Bad news for the web and digital folk at Lonely Planet with the team taking the brunt of widespread redundancies at the same time as the entire department heads north to London.
Headcount at the guidebook giant will be cut by nearly one in five (17%) as a result of sweeping changes to the company following poor financial performance in recent months.
Around 70 people, mostly from the company's digital division, will lose out as the company looks to recoup a massive AUS$13 million wiped off revenues as a result of the strength of Australian currency (which the company operates in) which skews the 80% of the revenues coming in from outside the country.
The company currently employs around 350 people in Australia (its headquarters are in Melbourne) and 100 elsewhere around the world but primarily in its London and California offices.

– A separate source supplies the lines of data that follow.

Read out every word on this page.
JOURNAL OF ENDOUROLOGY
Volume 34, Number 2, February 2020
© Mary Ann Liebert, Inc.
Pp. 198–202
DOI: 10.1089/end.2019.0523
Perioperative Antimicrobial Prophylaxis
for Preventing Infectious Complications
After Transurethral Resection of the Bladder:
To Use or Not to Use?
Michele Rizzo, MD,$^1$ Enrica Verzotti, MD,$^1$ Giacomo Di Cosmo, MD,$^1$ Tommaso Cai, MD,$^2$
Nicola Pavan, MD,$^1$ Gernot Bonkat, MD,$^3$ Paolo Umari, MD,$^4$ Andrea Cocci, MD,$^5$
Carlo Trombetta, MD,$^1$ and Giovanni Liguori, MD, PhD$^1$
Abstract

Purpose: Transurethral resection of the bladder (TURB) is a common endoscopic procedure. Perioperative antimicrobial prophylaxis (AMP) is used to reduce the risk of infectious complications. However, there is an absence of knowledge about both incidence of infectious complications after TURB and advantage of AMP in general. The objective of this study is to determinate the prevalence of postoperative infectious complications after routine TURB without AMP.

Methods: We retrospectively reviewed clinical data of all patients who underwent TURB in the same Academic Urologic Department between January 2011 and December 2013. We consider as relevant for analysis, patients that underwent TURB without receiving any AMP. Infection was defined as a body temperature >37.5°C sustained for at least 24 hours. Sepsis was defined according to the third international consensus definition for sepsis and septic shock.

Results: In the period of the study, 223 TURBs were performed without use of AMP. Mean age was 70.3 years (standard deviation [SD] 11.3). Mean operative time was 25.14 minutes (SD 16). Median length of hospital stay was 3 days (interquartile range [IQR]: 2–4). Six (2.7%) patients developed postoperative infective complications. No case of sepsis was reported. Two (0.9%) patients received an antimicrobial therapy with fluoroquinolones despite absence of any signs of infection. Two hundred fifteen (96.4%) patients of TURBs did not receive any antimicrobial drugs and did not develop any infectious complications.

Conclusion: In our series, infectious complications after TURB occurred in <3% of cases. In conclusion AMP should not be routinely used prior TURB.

The vast majority of the remaining members of web team will now move to London and new roles will be created as a result of those not being able to make the huge personal switch to a new country.

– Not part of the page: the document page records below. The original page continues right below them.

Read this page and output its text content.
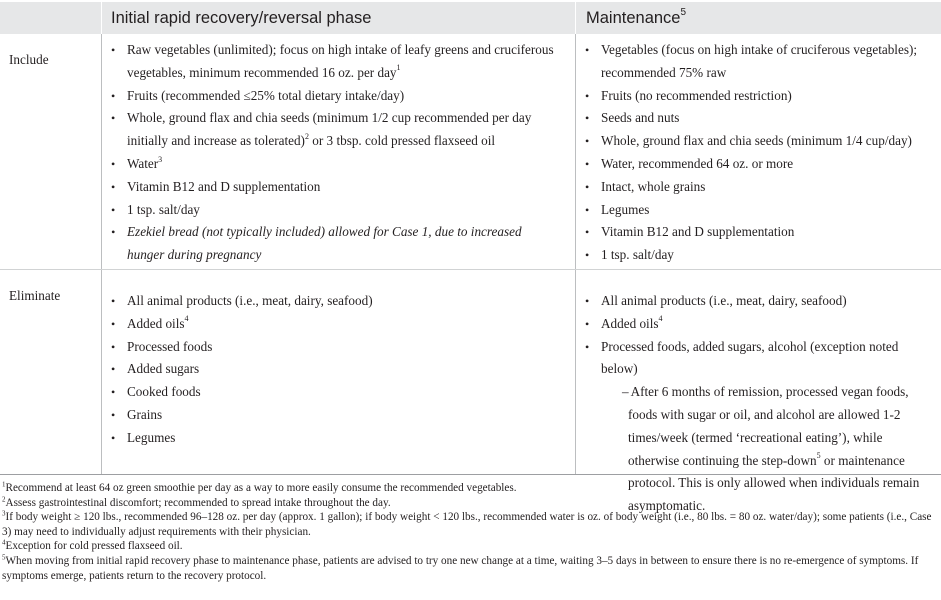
Initial rapid recovery/reversal phase	Maintenance$^5$
Include
• Raw vegetables (unlimited); focus on high intake of leafy greens and cruciferous vegetables, minimum recommended 16 oz. per day$^1$
• Fruits (recommended ≤25% total dietary intake/day)
• Whole, ground flax and chia seeds (minimum 1/2 cup recommended per day initially and increase as tolerated)$^2$ or 3 tbsp. cold pressed flaxseed oil
• Water$^3$
• Vitamin B12 and D supplementation
• 1 tsp. salt/day
• Ezekiel bread (not typically included) allowed for Case 1, due to increased hunger during pregnancy
• Vegetables (focus on high intake of cruciferous vegetables); recommended 75% raw
• Fruits (no recommended restriction)
• Seeds and nuts
• Whole, ground flax and chia seeds (minimum 1/4 cup/day)
• Water, recommended 64 oz. or more
• Intact, whole grains
• Legumes
• Vitamin B12 and D supplementation
• 1 tsp. salt/day
Eliminate
•	All animal products (i.e., meat, dairy, seafood)
• Added oils$^4$
• Processed foods
• Added sugars
• Cooked foods
• Grains
• Legumes
• All animal products (i.e., meat, dairy, seafood)
• Added oils$^4$
• Processed foods, added sugars, alcohol (exception noted below)
– After 6 months of remission, processed vegan foods, foods with sugar or oil, and alcohol are allowed 1-2 times/week (termed ‘recreational eating’), while otherwise continuing the step-down$^5$ or maintenance protocol. This is only allowed when individuals remain asymptomatic.

$^1$Recommend at least 64 oz green smoothie per day as a way to more easily consume the recommended vegetables.

$^2$Assess gastrointestinal discomfort; recommended to spread intake throughout the day.

$^3$If body weight ≥ 120 lbs., recommended 96–128 oz. per day (approx. 1 gallon); if body weight < 120 lbs., recommended water is oz. of body weight (i.e., 80 lbs. = 80 oz. water/day); some patients (i.e., Case 3) may need to individually adjust requirements with their physician.

$^4$Exception for cold pressed flaxseed oil.

$^5$When moving from initial rapid recovery phase to maintenance phase, patients are advised to try one new change at a time, waiting 3–5 days in between to ensure there is no re-emergence of symptoms. If symptoms emerge, patients return to the recovery protocol.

An official says part of the reason to locate them to London is to bring the department closer to parent company BBC Worldwide following its purchase of the remaining shares from founders Tony and Maureen Wheeler last year.
There are no definitive plans as yet, but some integration or sharing of expertise and skills could be a possibility. Ties are already getting closer between the two, with BBC running Lonely Planet content on its non-UK website.
CEO Matt Goldberg has continually stressed how important digital is to the company as it looks to become a multi-channel publisher, but the latest development is the second time in the space of a year that the web folk have been on the receiving end of redundancies.
An official says there is "no change" in its overall strategy for the web with today's redundancies as a result of the financial state of the company, declining print market, sluggish global economy and weak retail sector.